Automatic evaluation metrics examined include traditional string‑overlap scores (BLEU, ROUGE, BERTScore) and LLM‑based evaluators (GPT‑4o, Claude 3.5). Correlation analysis shows that LLM‑based metrics align strongly with human judgments (Pearson r > 0.8), while surprisingly, string‑overlap metrics also exhibit high correlation in this dataset because many correct answers are short named entities where exact token overlap is informative. This finding suggests that, for region‑specific QA with concise factual answers, simple overlap measures may still be useful, though they may fail for longer, more nuanced responses.
Cross‑lingual consistency was probed by translating each question into the other two local languages using Claude 3.5 and feeding the translations to the models. The resulting answers displayed substantial variance, confirming that current multilingual LLMs lack robust knowledge transfer across languages, especially for low‑resource Slavic languages.
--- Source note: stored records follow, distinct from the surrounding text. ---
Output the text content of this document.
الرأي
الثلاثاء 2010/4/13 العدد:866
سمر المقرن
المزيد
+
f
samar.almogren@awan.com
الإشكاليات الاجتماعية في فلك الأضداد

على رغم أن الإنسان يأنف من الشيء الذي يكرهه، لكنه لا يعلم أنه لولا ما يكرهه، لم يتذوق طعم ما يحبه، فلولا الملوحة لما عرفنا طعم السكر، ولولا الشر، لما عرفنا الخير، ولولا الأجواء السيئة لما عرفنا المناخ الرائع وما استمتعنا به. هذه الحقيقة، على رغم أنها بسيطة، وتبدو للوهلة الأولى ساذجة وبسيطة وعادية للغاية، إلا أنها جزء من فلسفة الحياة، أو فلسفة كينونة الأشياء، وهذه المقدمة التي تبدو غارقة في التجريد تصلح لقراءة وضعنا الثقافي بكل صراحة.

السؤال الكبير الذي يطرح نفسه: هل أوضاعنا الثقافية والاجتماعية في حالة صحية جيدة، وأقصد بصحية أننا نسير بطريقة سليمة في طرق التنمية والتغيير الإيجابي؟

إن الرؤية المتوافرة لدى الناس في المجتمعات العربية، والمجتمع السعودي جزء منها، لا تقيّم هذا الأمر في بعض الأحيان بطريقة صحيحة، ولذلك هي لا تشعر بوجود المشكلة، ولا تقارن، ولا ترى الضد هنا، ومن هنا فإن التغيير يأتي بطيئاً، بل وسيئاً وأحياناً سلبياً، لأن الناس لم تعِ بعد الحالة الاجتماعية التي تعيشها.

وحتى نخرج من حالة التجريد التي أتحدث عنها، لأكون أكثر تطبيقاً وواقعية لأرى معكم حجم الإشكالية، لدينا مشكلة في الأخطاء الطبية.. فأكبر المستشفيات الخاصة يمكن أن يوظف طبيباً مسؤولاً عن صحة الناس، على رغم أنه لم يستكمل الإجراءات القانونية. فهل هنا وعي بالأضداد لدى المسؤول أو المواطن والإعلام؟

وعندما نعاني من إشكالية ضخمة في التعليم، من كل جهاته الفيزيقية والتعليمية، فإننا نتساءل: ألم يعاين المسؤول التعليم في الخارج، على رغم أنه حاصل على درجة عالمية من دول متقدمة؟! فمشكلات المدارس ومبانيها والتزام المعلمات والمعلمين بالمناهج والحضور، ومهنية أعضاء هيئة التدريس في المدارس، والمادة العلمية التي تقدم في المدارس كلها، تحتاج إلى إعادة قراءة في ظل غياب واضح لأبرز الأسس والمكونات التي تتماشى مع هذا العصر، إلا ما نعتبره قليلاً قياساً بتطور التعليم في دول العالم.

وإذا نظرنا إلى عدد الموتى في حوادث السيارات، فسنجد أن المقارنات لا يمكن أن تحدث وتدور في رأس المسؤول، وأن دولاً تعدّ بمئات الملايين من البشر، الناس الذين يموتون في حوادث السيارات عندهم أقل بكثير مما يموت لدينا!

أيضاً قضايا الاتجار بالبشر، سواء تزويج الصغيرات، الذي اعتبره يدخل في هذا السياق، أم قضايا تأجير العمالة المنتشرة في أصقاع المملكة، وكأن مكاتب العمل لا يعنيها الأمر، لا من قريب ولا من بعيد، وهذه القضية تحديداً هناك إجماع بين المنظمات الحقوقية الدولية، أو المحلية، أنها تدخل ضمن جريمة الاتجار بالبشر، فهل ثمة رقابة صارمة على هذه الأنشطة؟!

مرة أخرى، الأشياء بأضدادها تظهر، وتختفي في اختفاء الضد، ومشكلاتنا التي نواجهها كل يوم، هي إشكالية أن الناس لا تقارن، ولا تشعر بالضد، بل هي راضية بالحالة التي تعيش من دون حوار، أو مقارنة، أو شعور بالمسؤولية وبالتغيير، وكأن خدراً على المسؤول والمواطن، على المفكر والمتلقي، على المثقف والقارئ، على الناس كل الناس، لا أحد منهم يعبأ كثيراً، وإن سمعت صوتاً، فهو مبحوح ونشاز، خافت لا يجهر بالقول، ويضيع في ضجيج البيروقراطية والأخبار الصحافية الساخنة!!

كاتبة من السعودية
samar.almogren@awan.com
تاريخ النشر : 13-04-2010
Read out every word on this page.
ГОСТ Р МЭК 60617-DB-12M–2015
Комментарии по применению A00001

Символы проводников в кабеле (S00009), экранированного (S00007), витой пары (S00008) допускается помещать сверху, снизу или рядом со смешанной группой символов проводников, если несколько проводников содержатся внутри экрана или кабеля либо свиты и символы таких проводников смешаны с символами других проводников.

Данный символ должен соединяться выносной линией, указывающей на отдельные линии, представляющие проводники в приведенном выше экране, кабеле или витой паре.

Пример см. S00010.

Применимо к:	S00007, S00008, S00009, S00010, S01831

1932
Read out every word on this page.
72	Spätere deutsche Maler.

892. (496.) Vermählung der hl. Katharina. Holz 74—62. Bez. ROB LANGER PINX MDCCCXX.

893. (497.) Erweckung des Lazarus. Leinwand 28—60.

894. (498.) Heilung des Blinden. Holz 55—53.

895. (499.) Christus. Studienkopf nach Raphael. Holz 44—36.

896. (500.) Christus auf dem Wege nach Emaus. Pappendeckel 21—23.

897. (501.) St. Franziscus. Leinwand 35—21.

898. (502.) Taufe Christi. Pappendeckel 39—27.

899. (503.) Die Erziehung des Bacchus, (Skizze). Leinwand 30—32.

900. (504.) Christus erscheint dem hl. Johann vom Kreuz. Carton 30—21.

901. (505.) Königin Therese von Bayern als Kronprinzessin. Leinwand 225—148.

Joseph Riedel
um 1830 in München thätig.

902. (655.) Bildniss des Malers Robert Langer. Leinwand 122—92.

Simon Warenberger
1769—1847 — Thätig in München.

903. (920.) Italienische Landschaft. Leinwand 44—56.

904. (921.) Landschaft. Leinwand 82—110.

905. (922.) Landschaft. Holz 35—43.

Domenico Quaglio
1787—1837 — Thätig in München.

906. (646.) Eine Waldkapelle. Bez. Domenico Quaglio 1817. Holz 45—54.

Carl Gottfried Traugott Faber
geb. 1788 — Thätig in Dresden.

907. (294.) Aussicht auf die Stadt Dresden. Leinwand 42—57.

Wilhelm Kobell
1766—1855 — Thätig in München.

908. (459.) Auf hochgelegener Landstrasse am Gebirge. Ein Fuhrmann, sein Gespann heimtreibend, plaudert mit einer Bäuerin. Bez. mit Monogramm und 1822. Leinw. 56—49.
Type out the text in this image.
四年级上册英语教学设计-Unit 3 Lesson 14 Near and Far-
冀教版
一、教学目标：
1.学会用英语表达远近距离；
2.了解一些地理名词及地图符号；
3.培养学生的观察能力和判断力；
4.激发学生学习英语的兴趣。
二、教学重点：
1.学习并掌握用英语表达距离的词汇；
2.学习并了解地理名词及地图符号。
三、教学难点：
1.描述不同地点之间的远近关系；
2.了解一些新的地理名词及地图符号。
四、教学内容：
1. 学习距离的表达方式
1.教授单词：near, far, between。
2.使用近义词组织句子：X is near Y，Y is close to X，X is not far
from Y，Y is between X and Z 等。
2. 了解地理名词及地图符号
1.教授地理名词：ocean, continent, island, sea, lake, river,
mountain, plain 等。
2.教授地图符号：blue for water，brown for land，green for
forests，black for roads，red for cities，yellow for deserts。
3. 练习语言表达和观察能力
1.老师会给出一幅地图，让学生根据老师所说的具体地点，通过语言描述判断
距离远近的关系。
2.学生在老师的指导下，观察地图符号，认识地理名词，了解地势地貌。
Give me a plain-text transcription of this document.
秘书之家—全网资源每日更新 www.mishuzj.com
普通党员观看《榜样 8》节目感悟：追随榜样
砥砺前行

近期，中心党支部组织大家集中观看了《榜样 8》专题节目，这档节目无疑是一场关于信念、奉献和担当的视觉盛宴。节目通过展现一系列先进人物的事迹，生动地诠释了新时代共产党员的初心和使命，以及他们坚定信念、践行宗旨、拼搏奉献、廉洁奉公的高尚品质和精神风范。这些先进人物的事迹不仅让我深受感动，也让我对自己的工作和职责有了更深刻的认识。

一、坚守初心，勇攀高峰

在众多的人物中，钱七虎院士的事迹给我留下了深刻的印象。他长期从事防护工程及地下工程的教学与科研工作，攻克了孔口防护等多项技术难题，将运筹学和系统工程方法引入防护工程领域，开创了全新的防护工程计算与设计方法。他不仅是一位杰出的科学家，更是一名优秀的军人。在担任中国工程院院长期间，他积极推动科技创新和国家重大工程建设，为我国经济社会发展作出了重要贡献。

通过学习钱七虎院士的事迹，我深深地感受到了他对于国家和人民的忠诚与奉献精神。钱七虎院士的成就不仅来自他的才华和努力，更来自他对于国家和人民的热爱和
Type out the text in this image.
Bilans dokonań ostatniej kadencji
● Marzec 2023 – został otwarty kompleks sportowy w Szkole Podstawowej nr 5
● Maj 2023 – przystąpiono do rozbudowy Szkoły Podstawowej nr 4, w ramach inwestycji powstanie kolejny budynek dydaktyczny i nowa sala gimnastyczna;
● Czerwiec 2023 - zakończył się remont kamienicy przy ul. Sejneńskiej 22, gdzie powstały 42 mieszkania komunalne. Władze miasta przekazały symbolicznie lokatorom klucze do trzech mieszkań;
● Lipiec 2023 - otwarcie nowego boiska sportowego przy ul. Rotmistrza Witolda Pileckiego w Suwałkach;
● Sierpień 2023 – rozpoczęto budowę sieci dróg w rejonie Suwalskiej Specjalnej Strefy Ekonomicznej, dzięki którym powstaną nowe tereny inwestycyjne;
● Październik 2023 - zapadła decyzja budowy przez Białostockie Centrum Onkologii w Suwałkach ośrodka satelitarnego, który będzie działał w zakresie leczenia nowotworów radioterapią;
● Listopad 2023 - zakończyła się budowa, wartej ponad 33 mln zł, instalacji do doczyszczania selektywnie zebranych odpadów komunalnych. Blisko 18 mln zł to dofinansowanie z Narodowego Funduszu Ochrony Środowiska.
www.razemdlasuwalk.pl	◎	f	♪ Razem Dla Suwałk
The paper’s contributions are threefold: (1) the creation of CUS‑QA, a high‑quality, multilingual, multimodal open‑ended QA benchmark that reflects real‑world user needs; (2) a thorough human evaluation framework and an empirical study of how well existing automatic metrics capture answer quality in this setting; (3) an empirical demonstration that even the most powerful open‑weight LLMs struggle with regional knowledge and visual reasoning, and that language‑specific gaps remain pronounced.
Future work suggested includes expanding the benchmark to additional languages and cultural regions, designing more sophisticated multimodal prompts that better exploit visual context, and developing new evaluation metrics that combine human‑aligned scoring with model‑based judgments to better capture answer diversity and nuance. The authors release the dataset on the Hugging Face Hub and provide the annotation interface code on GitHub, encouraging the community to adopt CUS‑QA for more realistic assessment of LLMs’ regional and multimodal capabilities.